Разбогател Бартек. Жили они с матушкой в большом достатке. Дом построили дубовый. Во дворе сад, огород, хлев, конюшня, амбары. Всего и не перечесть. Вот только мать тревожилась, всё сына спрашивала:

— И как это ты, сыночек, людей лечишь, не пойму я? И для сугрева и от жары одни и те же травы завариваешь. Сдаётся мне, что и не учился ты вовсе, а больше на хитрость надеешься. Только одной хитростью не проживёшь.

А Бартек в ответ:

— Не горюйте, матушка! Быстро я на доктора выучился, быстро и добро нажил. Богат стал и знаменит на всю округу.

И верно.

Далеко разошлась о нём слава. Поэтому Бартек ничуть не удивился, когда однажды вечером к его дому подъехала золотая карета с гонцом от соседа-воеводы.

Заболела у воеводы дочка, и вот прислал он за Бартеком. Просит его единственную дочь от тяжкой болезни вылечить.

— Это нашего воеводы-то дочку? — испугалась матушка Бартека. — Да неужто ты к ней поедешь, сыночек? Да ведь ей ни одна пряха, ни одна портниха угодить не могут. Бегут от неё люди.

— Какая бы она ни была, а ехать надо. Воеводе не откажешь. Бывайте здоровы, матушка!

Попрощался Бартек со старушкой, сел в карету.

Застучали копыта, и помчались рысаки от дубового домика к замку с шестью башнями, в котором жил воевода.

Вечер был, и в кустах сирени да боярышника заливались майские соловьи. Быстро мчались резвые кони, вот уже и замок воеводы показался.

А из замка навстречу доктору слуги выбегают, двери отворяют, в барышнину спальню ведут. Видит Бартек, на кровати из резного дерева девушка лежит. Белая как полотно. Еле дышит. Смотрит Бартек на девушку, и не верится ему, что с её губ могли слетать обидные для старой пряхи слова, что худенькие её руки в кулаки сжимались от гнева.
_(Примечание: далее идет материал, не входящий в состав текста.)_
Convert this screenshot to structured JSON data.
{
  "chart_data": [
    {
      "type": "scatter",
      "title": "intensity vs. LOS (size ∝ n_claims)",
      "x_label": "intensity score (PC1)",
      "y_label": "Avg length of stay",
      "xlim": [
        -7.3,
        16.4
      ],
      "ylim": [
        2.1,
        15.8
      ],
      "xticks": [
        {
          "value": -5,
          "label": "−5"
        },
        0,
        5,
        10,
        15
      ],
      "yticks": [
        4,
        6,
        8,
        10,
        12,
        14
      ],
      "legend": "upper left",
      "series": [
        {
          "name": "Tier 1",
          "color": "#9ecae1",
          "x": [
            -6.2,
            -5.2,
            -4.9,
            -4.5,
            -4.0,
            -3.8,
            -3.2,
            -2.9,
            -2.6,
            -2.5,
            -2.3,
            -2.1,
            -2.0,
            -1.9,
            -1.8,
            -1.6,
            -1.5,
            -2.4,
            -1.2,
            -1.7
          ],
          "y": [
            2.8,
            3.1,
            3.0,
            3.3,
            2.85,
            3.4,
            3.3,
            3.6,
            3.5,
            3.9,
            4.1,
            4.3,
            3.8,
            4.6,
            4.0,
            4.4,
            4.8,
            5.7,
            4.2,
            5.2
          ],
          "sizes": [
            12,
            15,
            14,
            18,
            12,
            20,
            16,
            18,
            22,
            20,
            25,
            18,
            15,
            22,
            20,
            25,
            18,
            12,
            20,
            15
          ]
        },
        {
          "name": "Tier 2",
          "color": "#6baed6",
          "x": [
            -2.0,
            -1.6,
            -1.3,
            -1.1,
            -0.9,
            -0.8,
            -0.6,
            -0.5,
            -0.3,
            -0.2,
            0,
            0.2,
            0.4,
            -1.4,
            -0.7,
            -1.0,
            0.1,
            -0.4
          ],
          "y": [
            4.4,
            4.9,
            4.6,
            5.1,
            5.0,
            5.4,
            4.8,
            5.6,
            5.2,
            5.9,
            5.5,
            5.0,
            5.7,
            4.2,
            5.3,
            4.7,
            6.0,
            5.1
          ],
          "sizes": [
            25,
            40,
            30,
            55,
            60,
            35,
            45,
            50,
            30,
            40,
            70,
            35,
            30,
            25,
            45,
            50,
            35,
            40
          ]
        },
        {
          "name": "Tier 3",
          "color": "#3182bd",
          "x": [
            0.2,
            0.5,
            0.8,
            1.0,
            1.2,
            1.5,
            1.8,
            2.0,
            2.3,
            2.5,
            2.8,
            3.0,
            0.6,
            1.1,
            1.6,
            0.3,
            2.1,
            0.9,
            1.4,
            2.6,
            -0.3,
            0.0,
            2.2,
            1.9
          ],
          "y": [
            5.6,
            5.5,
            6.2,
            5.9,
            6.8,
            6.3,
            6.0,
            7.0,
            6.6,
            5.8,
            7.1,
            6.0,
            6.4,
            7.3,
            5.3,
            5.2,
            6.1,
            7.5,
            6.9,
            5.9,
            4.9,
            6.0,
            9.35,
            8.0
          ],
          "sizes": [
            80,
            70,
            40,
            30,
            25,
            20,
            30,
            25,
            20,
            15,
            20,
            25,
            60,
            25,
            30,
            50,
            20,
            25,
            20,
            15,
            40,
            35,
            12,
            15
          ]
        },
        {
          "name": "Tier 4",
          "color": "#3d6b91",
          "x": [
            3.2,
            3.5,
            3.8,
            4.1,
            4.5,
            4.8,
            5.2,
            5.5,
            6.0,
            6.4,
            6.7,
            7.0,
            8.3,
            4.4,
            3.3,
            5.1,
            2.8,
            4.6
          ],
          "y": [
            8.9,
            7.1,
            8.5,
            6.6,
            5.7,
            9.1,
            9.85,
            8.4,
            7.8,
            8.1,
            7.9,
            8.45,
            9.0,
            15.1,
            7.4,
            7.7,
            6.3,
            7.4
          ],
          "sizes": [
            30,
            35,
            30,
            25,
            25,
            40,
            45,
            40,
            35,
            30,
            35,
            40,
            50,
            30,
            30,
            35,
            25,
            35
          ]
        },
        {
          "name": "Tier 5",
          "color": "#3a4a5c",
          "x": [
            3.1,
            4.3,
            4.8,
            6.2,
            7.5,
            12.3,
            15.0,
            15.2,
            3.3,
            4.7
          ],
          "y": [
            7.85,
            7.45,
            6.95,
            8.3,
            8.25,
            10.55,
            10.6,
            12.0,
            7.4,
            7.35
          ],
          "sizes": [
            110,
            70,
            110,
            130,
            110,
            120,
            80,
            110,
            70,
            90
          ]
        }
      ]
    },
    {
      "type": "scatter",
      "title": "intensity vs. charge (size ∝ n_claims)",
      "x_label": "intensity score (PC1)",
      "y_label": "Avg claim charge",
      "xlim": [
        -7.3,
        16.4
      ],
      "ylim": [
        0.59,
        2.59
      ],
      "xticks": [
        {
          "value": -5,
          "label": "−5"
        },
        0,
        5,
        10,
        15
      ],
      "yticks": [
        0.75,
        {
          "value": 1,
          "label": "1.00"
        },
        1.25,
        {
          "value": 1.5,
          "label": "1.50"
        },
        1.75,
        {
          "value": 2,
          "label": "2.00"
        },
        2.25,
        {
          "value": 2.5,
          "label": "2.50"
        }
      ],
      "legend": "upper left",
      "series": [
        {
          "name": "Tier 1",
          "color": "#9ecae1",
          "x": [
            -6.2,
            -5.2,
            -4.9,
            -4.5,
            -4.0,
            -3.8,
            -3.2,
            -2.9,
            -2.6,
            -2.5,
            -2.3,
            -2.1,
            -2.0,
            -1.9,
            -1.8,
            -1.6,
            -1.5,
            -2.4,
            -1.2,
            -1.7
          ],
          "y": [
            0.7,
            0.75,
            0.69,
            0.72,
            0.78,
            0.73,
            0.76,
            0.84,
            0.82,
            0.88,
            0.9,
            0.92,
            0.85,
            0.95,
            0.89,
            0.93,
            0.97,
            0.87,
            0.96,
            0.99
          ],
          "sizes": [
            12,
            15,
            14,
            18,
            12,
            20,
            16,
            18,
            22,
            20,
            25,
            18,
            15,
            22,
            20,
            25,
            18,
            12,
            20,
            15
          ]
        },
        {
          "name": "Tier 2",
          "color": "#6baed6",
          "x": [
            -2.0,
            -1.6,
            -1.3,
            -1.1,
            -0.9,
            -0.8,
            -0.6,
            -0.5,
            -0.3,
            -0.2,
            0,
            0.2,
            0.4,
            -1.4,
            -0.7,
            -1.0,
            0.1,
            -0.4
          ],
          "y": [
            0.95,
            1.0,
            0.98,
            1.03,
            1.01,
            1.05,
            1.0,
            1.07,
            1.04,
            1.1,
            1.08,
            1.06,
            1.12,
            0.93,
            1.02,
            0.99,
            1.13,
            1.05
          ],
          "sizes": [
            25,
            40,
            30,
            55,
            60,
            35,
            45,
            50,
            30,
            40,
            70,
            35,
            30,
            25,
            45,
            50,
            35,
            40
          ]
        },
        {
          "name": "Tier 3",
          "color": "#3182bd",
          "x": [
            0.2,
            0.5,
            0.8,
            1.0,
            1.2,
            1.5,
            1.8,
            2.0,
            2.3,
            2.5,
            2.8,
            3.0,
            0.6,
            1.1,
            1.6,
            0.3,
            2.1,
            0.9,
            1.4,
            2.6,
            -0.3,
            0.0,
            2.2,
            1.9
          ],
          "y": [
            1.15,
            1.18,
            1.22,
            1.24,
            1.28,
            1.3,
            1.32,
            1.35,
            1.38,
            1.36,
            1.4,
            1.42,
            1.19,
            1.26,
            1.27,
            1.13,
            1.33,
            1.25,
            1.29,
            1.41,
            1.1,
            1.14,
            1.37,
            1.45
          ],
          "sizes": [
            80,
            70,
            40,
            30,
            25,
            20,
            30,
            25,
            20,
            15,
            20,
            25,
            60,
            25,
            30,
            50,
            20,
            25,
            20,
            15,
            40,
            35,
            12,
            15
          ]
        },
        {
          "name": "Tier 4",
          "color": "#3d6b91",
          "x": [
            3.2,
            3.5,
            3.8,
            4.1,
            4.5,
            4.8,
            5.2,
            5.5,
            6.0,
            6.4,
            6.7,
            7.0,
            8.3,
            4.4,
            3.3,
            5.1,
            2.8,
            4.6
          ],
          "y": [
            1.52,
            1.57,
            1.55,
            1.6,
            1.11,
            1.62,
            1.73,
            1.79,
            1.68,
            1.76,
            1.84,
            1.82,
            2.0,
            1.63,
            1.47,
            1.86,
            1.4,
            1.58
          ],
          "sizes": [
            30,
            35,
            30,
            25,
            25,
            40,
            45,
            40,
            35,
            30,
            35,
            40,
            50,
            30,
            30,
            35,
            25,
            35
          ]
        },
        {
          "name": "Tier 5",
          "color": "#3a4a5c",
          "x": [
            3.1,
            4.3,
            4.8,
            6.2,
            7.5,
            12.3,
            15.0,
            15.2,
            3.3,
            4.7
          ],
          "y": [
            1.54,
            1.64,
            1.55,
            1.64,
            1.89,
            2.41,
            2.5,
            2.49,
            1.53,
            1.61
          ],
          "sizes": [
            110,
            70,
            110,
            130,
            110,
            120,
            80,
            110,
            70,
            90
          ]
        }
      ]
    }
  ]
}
Жаль стало Бартеку девушку, подошёл он поближе и вздрогнул: в головах у неё стояла Смерть.

А тут подходит к Бартеку сам воевода с супругой, родственники со всех сторон подбегают, о здоровье барышни спрашивают.

— Оставьте меня с ней с глазу на глаз. Только тогда возьмусь за лечение, — сказал Бартек.

На цыпочках вышли родители девушки из покоев, вышла и родня её, на знаменитого доктора оглядываясь. Стал Бартек Смерть молить:

— Ой вы моя ясновельможная пани! Уступите мне разок, хочу я, чтобы эта девушка жила.

Смерть только плечами пожала:

— Ты, парень, сам не знаешь, что говоришь. Или забыл про наш уговор?

— Хоть раз пожалейте. Уступите, Курносенькая.

— И не подумаю! Ради какой-то девчонки? С чего вдруг? Или приворожила она тебя?

— Сам не знаю. Лежит такая худенькая, такая бледная. Сделайте милость, госпожа, встаньте у неё в ногах. А я её вылечу.

— А ты и лечишь-то не лучше, чем слово держишь.

— Сжальтесь…

— И не подумаю…

— Уступите, Курносенькая, дайте пожить нам обоим. Добром прошу

— Не бывать этому!

— Ах так! — крикнул Бартек. — Не хотите по-хорошему, на себя пеняйте.

Схватил деревянную кровать, повернул изголовьем к дверям, и Смерть в ногах у девушки оказалась.

— Ишь как тебя занесло! — покачала она головой. — Со мной шутки плохи. От меня не уйдёшь. До свидания, герой, скоро встретимся — и на веки вечные.